Closed Sistrurus-Steve closed 2 years ago

Sistrurus-Steve commented 2 years ago

Hello,

I am having a little trouble interpreting the qvalue output and was wondering if you might be able to help.

My input .bed file contains a total of 2,863 SNPs but the SNP ID naming system is somewhat arbitrary and based on the much larger data-set that the SNPs were extracted from. After I run PCAdapt and print the vector "outliers" to determine which SNPs are outliers, it does not return the specific SNP IDs that are in the original .bed file. It returns a list of integers with a vector length of ~100 - 400 depending on alpha value used. The integers themselves, range in value from 19 to 2,777. I assume that these are the specific SNPs that are considered outliers.

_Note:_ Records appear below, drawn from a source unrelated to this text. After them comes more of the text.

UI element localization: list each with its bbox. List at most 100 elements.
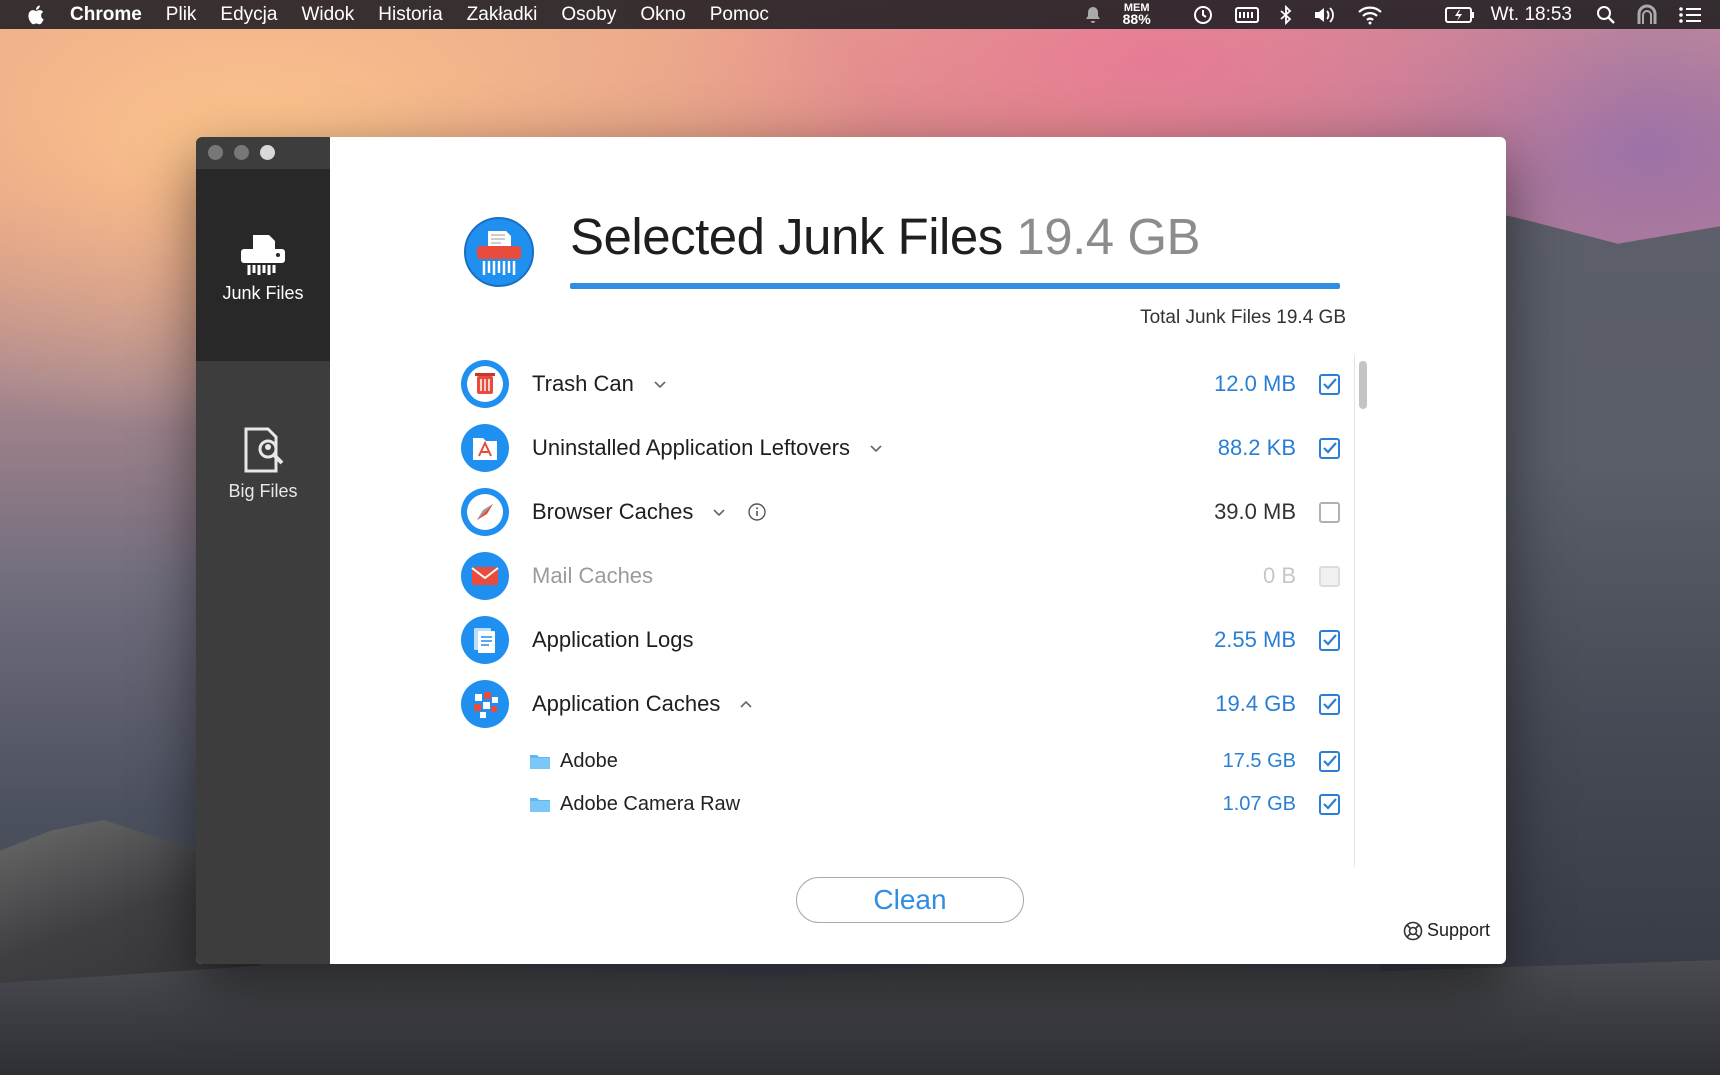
item-label: Application Logs: [532, 627, 694, 652]
clean-button[interactable]: Clean: [796, 877, 1024, 923]
sub-item-adobe-camera-raw[interactable]: Adobe Camera Raw 1.07 GB: [530, 784, 1340, 824]
list-item-mail-caches: Mail Caches 0 B: [460, 544, 1340, 608]
sub-item-label: Adobe Camera Raw: [560, 792, 741, 815]
wifi-icon[interactable]: [1357, 5, 1383, 25]
folder-icon: [530, 755, 550, 769]
checkmark-icon: [1322, 378, 1337, 390]
lifebuoy-icon: [1403, 921, 1423, 940]
checkmark-icon: [1322, 755, 1337, 767]
page-title: Selected Junk Files 19.4 GB: [570, 207, 1201, 266]
apple-icon[interactable]: [26, 4, 48, 26]
menu-okno[interactable]: Okno: [640, 4, 685, 26]
checkmark-icon: [1322, 634, 1337, 646]
menu-edycja[interactable]: Edycja: [220, 4, 277, 26]
item-label: Browser Caches: [532, 499, 694, 524]
app-leftovers-icon: [461, 424, 509, 472]
main-panel: Selected Junk Files 19.4 GB Total Junk F…: [330, 137, 1506, 964]
memory-status[interactable]: MEM 88%: [1122, 2, 1151, 27]
notification-bell-icon[interactable]: [1083, 5, 1103, 25]
sub-item-size: 17.5 GB: [1222, 749, 1296, 772]
menu-app-name[interactable]: Chrome: [70, 4, 142, 26]
checkmark-icon: [1322, 798, 1337, 810]
spotlight-search-icon[interactable]: [1596, 5, 1616, 25]
item-size: 88.2 KB: [1217, 435, 1296, 460]
shredder-icon: [241, 235, 285, 275]
sidebar-item-label: Big Files: [228, 481, 298, 501]
item-checkbox[interactable]: [1319, 437, 1340, 459]
menu-widok[interactable]: Widok: [301, 4, 354, 26]
selected-size: 19.4 GB: [1016, 208, 1201, 265]
menu-historia[interactable]: Historia: [378, 4, 442, 26]
item-checkbox[interactable]: [1319, 693, 1340, 715]
total-junk-label: Total Junk Files 19.4 GB: [1140, 307, 1346, 328]
item-label: Trash Can: [532, 371, 634, 396]
menu-bar: Chrome Plik Edycja Widok Historia Zakład…: [0, 0, 1720, 29]
item-size: 39.0 MB: [1214, 499, 1296, 524]
memory-value: 88%: [1122, 10, 1151, 27]
chevron-up-icon[interactable]: [738, 696, 754, 712]
page-title-text: Selected Junk Files: [570, 208, 1003, 265]
item-checkbox[interactable]: [1319, 373, 1340, 395]
menu-plik[interactable]: Plik: [166, 4, 197, 26]
info-icon[interactable]: [747, 502, 767, 522]
app-caches-icon: [461, 680, 509, 728]
junk-category-list: Trash Can 12.0 MB Uninstalled Applicatio…: [460, 352, 1340, 964]
menu-zakladki[interactable]: Zakładki: [467, 4, 538, 26]
menubar-clock[interactable]: Wt. 18:53: [1491, 4, 1572, 26]
close-window-button[interactable]: [208, 145, 223, 160]
compass-icon: [461, 488, 509, 536]
item-size: 2.55 MB: [1214, 627, 1296, 652]
chevron-down-icon[interactable]: [868, 440, 884, 456]
logs-icon: [461, 616, 509, 664]
list-item-application-caches[interactable]: Application Caches 19.4 GB: [460, 672, 1340, 736]
item-checkbox[interactable]: [1319, 629, 1340, 651]
chevron-down-icon[interactable]: [711, 504, 727, 520]
list-item-uninstalled-leftovers[interactable]: Uninstalled Application Leftovers 88.2 K…: [460, 416, 1340, 480]
item-checkbox: [1319, 565, 1340, 587]
sub-item-checkbox[interactable]: [1319, 750, 1340, 772]
sub-item-checkbox[interactable]: [1319, 793, 1340, 815]
checkmark-icon: [1322, 698, 1337, 710]
support-link[interactable]: Support: [1403, 920, 1490, 941]
keyboard-icon[interactable]: [1234, 6, 1259, 24]
item-size: 12.0 MB: [1214, 371, 1296, 396]
sidebar-item-big-files[interactable]: Big Files: [196, 427, 330, 537]
input-source-flag-icon[interactable]: [1403, 6, 1425, 24]
file-search-icon: [244, 427, 284, 473]
list-item-browser-caches[interactable]: Browser Caches 39.0 MB: [460, 480, 1340, 544]
item-checkbox[interactable]: [1319, 501, 1340, 523]
sidebar-item-junk-files[interactable]: Junk Files: [196, 169, 330, 361]
checkmark-icon: [1322, 442, 1337, 454]
sub-item-label: Adobe: [560, 749, 618, 772]
mail-icon: [461, 552, 509, 600]
scrollbar-thumb[interactable]: [1359, 361, 1367, 409]
selection-progress-bar: [570, 283, 1340, 289]
app-window: Junk Files Big Files Selected Junk Files…: [196, 137, 1506, 964]
item-label: Uninstalled Application Leftovers: [532, 435, 850, 460]
battery-icon[interactable]: [1444, 6, 1475, 24]
time-machine-icon[interactable]: [1191, 4, 1215, 26]
volume-icon[interactable]: [1313, 5, 1337, 25]
menu-pomoc[interactable]: Pomoc: [710, 4, 769, 26]
folder-icon: [530, 798, 550, 812]
trash-can-icon: [461, 360, 509, 408]
zoom-window-button[interactable]: [260, 145, 275, 160]
list-scrollbar[interactable]: [1354, 355, 1370, 867]
list-item-trash-can[interactable]: Trash Can 12.0 MB: [460, 352, 1340, 416]
item-size: 19.4 GB: [1215, 691, 1296, 716]
chevron-down-icon[interactable]: [652, 376, 668, 392]
bluetooth-icon[interactable]: [1279, 4, 1293, 25]
notification-center-icon[interactable]: [1678, 5, 1702, 25]
sidebar-item-label: Junk Files: [222, 283, 304, 303]
list-item-application-logs[interactable]: Application Logs 2.55 MB: [460, 608, 1340, 672]
profile-menu-icon[interactable]: [1636, 4, 1658, 26]
support-label: Support: [1426, 920, 1490, 940]
minimize-window-button[interactable]: [234, 145, 249, 160]
sub-item-adobe[interactable]: Adobe 17.5 GB: [530, 741, 1340, 781]
menu-osoby[interactable]: Osoby: [561, 4, 616, 26]
shredder-badge-icon: [464, 217, 534, 287]
item-size: 0 B: [1262, 563, 1296, 588]
window-controls: [208, 145, 275, 160]
item-label: Mail Caches: [532, 563, 654, 588]
sub-item-size: 1.07 GB: [1222, 792, 1296, 815]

The problem I am having is that I am unsure how to determine which SNPs these are out of the original 2,863.

Can you help me understand this output? Do the integers correspond to the numeric order that the SNPs are listed in the input .bed file? For example, the first integer in the output vector is 19. Does this mean the 19th SNP/loci in the .bed file is an outlier?

The SNPs come from a denovo assembly of RADseq data in STACKS that I then used to create the original .vcf file. I used a combination VCFtools and PLINK to convert the .vcf file into a .bed file - just in case that information makes a difference.

Thank you very much for you help! I really appreciated it!

privefl commented 2 years ago

If by "outliers", you mean outliers <- which(qval < alpha), yes, they are the positions in the bed/bim files (you can verify this by checking that qval is of length 2863).

Also, because you have so few SNPs, I would recommend you follow what is suggested in https://github.com/bcm-uga/pcadapt/issues/56.

Sistrurus-Steve commented 2 years ago

Excellent, yes that is exactly what I meant. Sorry, if it wasn't super clear.

Thank you for your response!

I will follow your recommendation in #56 but this does raise another related question. Will adding the null alleles change the answer to the previous question? Will the "outliers" still be in the same position?

privefl commented 2 years ago

Yes, if you put the null SNPs after, then the ones you're interested in should be on the same positions.

Sistrurus-Steve commented 2 years ago

Okay, awesome. Thanks so much!